Japanese workplaces are legally mandated to provide employees with annual health examinations. These include anthropometric measurements, laboratory tests, and a self-administered questionnaire.
The researchers used data from April 2018 through March 2021 on tens of thousands of workers aged 15 to 64. Specifically, they looked at the incidents of:
- Overweight, defined as a body mass index of at least 25
- Hypertension, defined as a blood pressure reading of at least 140/90
- Hypercholesterolemia, defined as a low density lipoprotein cholesterol measured by direct assay of at least 140 mg/dL (3.6 mmol/L)

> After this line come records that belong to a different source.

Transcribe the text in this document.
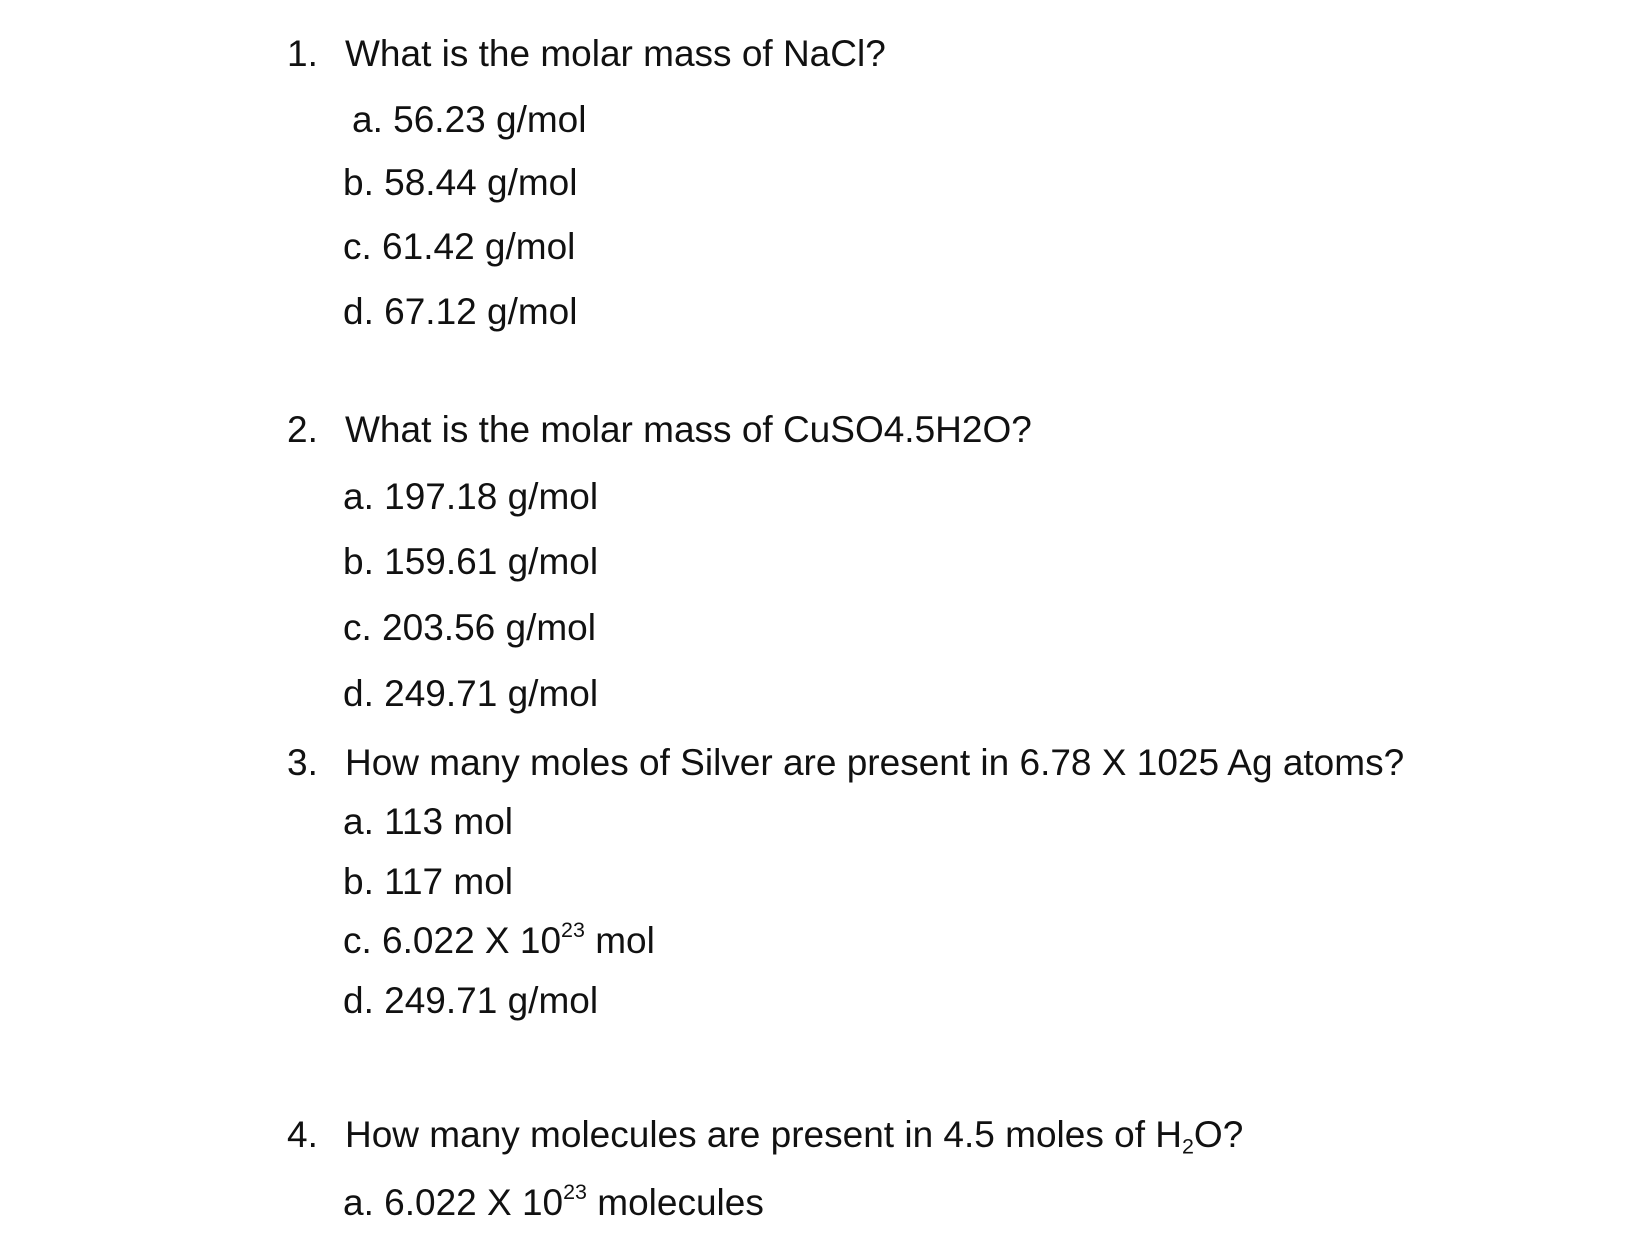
1. What is the molar mass of NaCl?
a. 56.23 g/mol
b. 58.44 g/mol
c. 61.42 g/mol
d. 67.12 g/mol
2. What is the molar mass of CuSO4.5H2O?
a. 197.18 g/mol
b. 159.61 g/mol
c. 203.56 g/mol
d. 249.71 g/mol
3. How many moles of Silver are present in 6.78 X 1025 Ag atoms?
a. 113 mol
b. 117 mol
c. 6.022 X $10^{23}$ mol
d. 249.71 g/mol
4. How many molecules are present in 4.5 moles of $H_2O$?
a. 6.022 X $10^{23}$ molecules
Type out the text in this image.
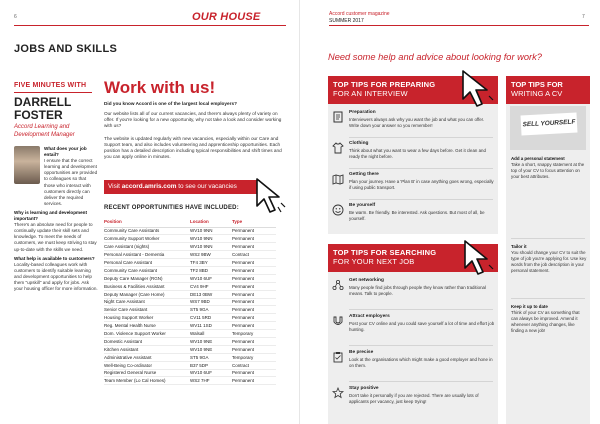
6	OUR HOUSE
JOBS AND SKILLS
FIVE MINUTES WITH
DARRELL
FOSTER
Accord Learning and Development Manager
What does your job entail?
I ensure that the correct learning and development opportunities are provided to colleagues so that those who interact with customers directly can deliver the required services.
Why is learning and development important?
There's an absolute need for people to continually update their skill sets and knowledge. To meet the needs of customers, we must keep striving to stay up-to-date with the skills we need.
What help is available to customers?
Locality-based colleagues work with customers to identify suitable learning and development opportunities to help them "upskill" and apply for jobs. Ask your housing officer for more information.
Work with us!
Did you know Accord is one of the largest local employers?
Our website lists all of our current vacancies, and there's always plenty of variety on offer. If you're looking for a new opportunity, why not take a look and consider working with us?
The website is updated regularly with new vacancies, especially within our Care and Support team, and also includes volunteering and apprenticeship opportunities. Each position has a detailed description including typical responsibilities and shift times and you can apply online in minutes.
Visit accord.amris.com to see our vacancies
RECENT OPPORTUNITIES HAVE INCLUDED:
Position	Location	Type
Community Care Assistants	WV10 9NN	Permanent
Community Support Worker	WV10 9NN	Permanent
Care Assistant (nights)	WV10 9NN	Permanent
Personal Assistant - Dementia	WS2 9BW	Contract
Personal Care Assistant	TF4 3BY	Permanent
Community Care Assistant	TF2 8BD	Permanent
Deputy Care Manager (RGN)	WV10 6UF	Permanent
Business & Facilities Assistant	CV4 9HF	Permanent
Deputy Manager (Care Home)	DE13 0BW	Permanent
Night Care Assistant	WS7 9BD	Permanent
Senior Care Assistant	ST5 9GA	Permanent
Housing Support Worker	CV11 5RD	Permanent
Reg. Mental Health Nurse	WV11 1SD	Permanent
Dom. Violence Support Worker	Walsall	Temporary
Domestic Assistant	WV10 9NE	Permanent
Kitchen Assistant	WV10 9NE	Permanent
Administrative Assistant	ST5 9GA	Temporary
Well-Being Co-ordinator	B37 5DP	Contract
Registered General Nurse	WV10 6UF	Permanent
Team Member (Lo Cal Homes)	WS2 7HF	Permanent
Accord customer magazine
SUMMER 2017
7
Need some help and advice about looking for work?
TOP TIPS FOR PREPARING
FOR AN INTERVIEW
Preparation
Interviewers always ask why you want the job and what you can offer. Write down your answer so you remember!
Clothing
Think about what you want to wear a few days before. Get it clean and ready the night before.
Getting there
Plan your journey. Have a 'Plan B' in case anything goes wrong, especially if using public transport.
Be yourself
Be warm. Be friendly. Be interested. Ask questions. But most of all, be yourself.
TOP TIPS FOR SEARCHING
FOR YOUR NEXT JOB
Get networking
Many people find jobs through people they know rather than traditional means. Talk to people.
Attract employers
Post your CV online and you could save yourself a lot of time and effort job hunting.
Be precise
Look at the organisations which might make a good employer and hone in on them.
Stay positive
Don't take it personally if you are rejected. There are usually lots of applicants per vacancy, just keep trying!
TOP TIPS FOR
WRITING A CV
SELL YOURSELF
Add a personal statement
Take a short, snappy statement at the top of your CV to focus attention on your best attributes.
Tailor it
You should change your CV to suit the type of job you're applying for. Use key words from the job description in your personal statement.
Keep it up to date
Think of your CV as something that can always be improved. Amend it whenever anything changes, like finding a new job!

- Hyperglycemia defined as a blood glucose of at least 110 mg/dL (5.6 mmol/L) or a hemoglobin A1c (HbA1c) of at least 6.0%.13
- Liver disease, defined as an aspartate aminotransferase (AST) of at least 51 U/L, an alanine aminotransferase (ALT) of at least 51 U/L, or γ glutamyl transferase (γGT) of at least 101 U/L.1
Additionally, they asked questions about lifestyle habits, including snacking, ‘Do you eat snacks after dinner more than 3 times a week?’; Heavy drinking, ‘How often do you drink alcohol (everyday, sometimes, rarely)?; Physical inactivity, ‘Are you in a habit of doing exercise to sweat lightly for over 30 minutes a time, 2 times weekly, for over a year?’ and, ‘In your daily life do you walk or do any equivalent amount of physical activity more than one hour a day?’; and Sleep deprivation, ‘Do you sleep well and enough?’
“The incidence of overweight, hypertension, hyperglycemia, and liver damage increased significantly during the COVID-19 pandemic in both sexes,” the researchers wrote. “Increased?weight gain, related to decrease physical activity during the COVID-19 pandemic, was significantly associated with increased incidence of health problems.”
However, there was improvement in one area of health. The researchers found a decrease in the incidence of hypercholesterolemia.
“Plasma LDL-C level is influenced by dietary intake of fatty acids and cholesterol. Frequent eating out can cause excessive dietary fat intake,” they said.?“Most Japanese people refrain from eating out and drinking parties during the COVID-19 pandemic by the request from the Japanese Government. The decreased incidence of hypercholesterolemia may be caused by change in people’s eating-out behavior during the COVID-19 pandemic.”
Push for Interventions
The deterioration of the four health metrics can pose problems for employers, in terms of increased healthcare costs and reduced productivity, among other things. The researchers said organizations should consider interventions, especially weight management programs.
“In the analysis of the effect of weight change on incidence of health problems greater?weight gain?had greater odds ratios for the incidence of hypertension, hyperlipidemia, hyperglycemia, and liver damage,” according to the study. “The odds ratios greater than 1 were observed in those who had gained more than 2 kg (approximately 4.4 pounds).”
Weight gain has been shown to increase the risk of cardiovascular risk factors. The findings of increased snacking and heavy drinking were “significantly associated” with weight gain among males included in the study.
The findings can help organizations plan health promotion programs during the pandemic, especially since remote work is expected to continue – at least to some extent.
“People have become more interested in managing their own health since they had to live daily under threat of COVID-19 infection,” the writers said. “Now is the best time to appeal them to improve their lifestyle.”